Der Unverbogene: Bernie Sanders ist Hillary Clintons Hauptrivale
Manassas (US-Bundesstaat Virginia) · Im Wahlkampf mit Bernie Sanders: Aus den Lautsprechern dröhnt Neil Young, ein Song aus dem Jahr 1989, auf der Bühne klingt Hillary Clintons linker Rivale genauso, wie er damals schon klang. Nichts an ihm ist modern, nichts wirkt einstudiert, und gerade das gefällt seinen jungen Anhängern.
Manassas (US-Bundesstaat Virginia). "Keep on rockin‘ in the free world", dröhnt es aus den Lautsprechern. Neil Young singt von der Frau in der Nacht, unter einer alten Straßenlaterne in der Nähe einer Mülltonne, die ihr Baby zur Seite legt für den nächsten Stoß. Es ist das Lied, zu dessen Klängen Bernie Sanders die Bühnen betritt, auch diese hier, ein schnell gezimmertes Podium auf einer Wiese in Manassas. Im Unterschied zu Donald Trump, bei dem Young protestierte, weil der Bauunternehmer den Klassiker zum Kandidatenstart einspielen ließ, ohne um Erlaubnis zu bitten, hat Sanders nicht nur das grüne Licht des Rockbarden, er hat auch dessen politische Unterstützung. Vielleicht auch, weil das, was er sagt, 1989, als der Titel Premiere hatte, im Kern schon genauso klang wie heute. Sanders, der Unverbogene. Das Urgestein.

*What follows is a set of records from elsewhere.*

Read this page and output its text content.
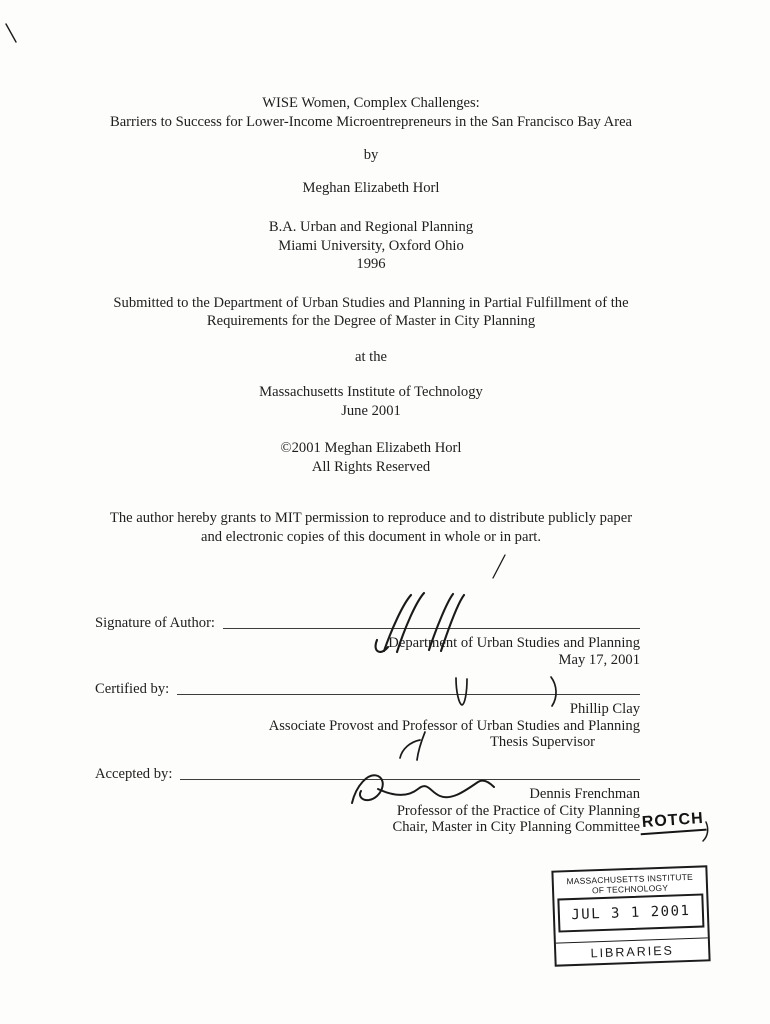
WISE Women, Complex Challenges:
Barriers to Success for Lower-Income Microentrepreneurs in the San Francisco Bay Area
by
Meghan Elizabeth Horl
B.A. Urban and Regional Planning
Miami University, Oxford Ohio
1996
Submitted to the Department of Urban Studies and Planning in Partial Fulfillment of the
Requirements for the Degree of Master in City Planning
at the
Massachusetts Institute of Technology
June 2001
©2001 Meghan Elizabeth Horl
All Rights Reserved
The author hereby grants to MIT permission to reproduce and to distribute publicly paper
and electronic copies of this document in whole or in part.
Signature of Author:
Department of Urban Studies and Planning
May 17, 2001
Certified by:
Phillip Clay
Associate Provost and Professor of Urban Studies and Planning
Thesis Supervisor
Accepted by:
Dennis Frenchman
Professor of the Practice of City Planning
Chair, Master in City Planning Committee ROTCH
MASSACHUSETTS INSTITUTE
OF TECHNOLOGY
JUL 3 1 2001
LIBRARIES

Der Kampagnenmarathon hat seiner Stimme zugesetzt, bisweilen klingt sie, als habe er mit Kieselsteinen gegurgelt. Mancher vergleicht es mit Charme alter Schallplatten, die sich kratziger anhören, aber auch interessanter als perfekte Tontechnik. Mit wehendem weißen Haar steht der 74-jährige Senator am Pult, oft hebt er den Zeigefinger, um ihn zornig niedersausen zu lassen (TV-Foto: Frank Herrmann). Seine Rede dauert länger als eine Stunde, und Anekdoten aus dem eigenen Leben, wie sie eigentlich Standard sind in amerikanischen Wahlkämpfen, fehlen darin. Nichts an ihm ist modern, und gerade das mag Erica Bays, Physikstudentin im zweiten Studienjahr. "Mir muss keiner Unterhaltung bieten. Bei Bernie weißt du, der Mann ist echt."
Keiner sagt Sanders oder gar Senator Sanders, alle reden nur von Bernie. Der Älteste des Bewerberfelds kann sich, so jedenfalls der optische Eindruck in Manassas, auf die jüngste Anhängerschaft stützen. Nur: Nahezu alle Gesichter sind weiß, obwohl es hier, im Norden Virginias, an Afroamerikanern oder Hispanics nicht mangelt.
"Wir sind die reichste Nation in der Geschichte der Welt. Aber nur sehr wenige Menschen spüren das", ruft der Kandidat. In keinem anderen entwickelten Land sei das Einkommen derart ungleichmäßig verteilt.
Erica Bays spricht vom Obama-Effekt, manches erinnert sie an das Vorwahlduell 2008, in dessen Verlauf Barack Obama an der Favoritin Hillary Clinton vorbeizog. Ernüchtert durch das Fiasko im Irak suchten die Amerikaner im Allgemeinen und die Demokraten im Besonderen die größtmögliche Alternative zu George W. Bush. Sie fanden sie in Obama, der glaubwürdiger wirkte, hatte er doch schon vor der Invasion gewarnt, als Clinton sie noch befürwortete. Diesmal ist es Sanders, der einer nach links gerückten Parteibasis aus dem Herzen spricht.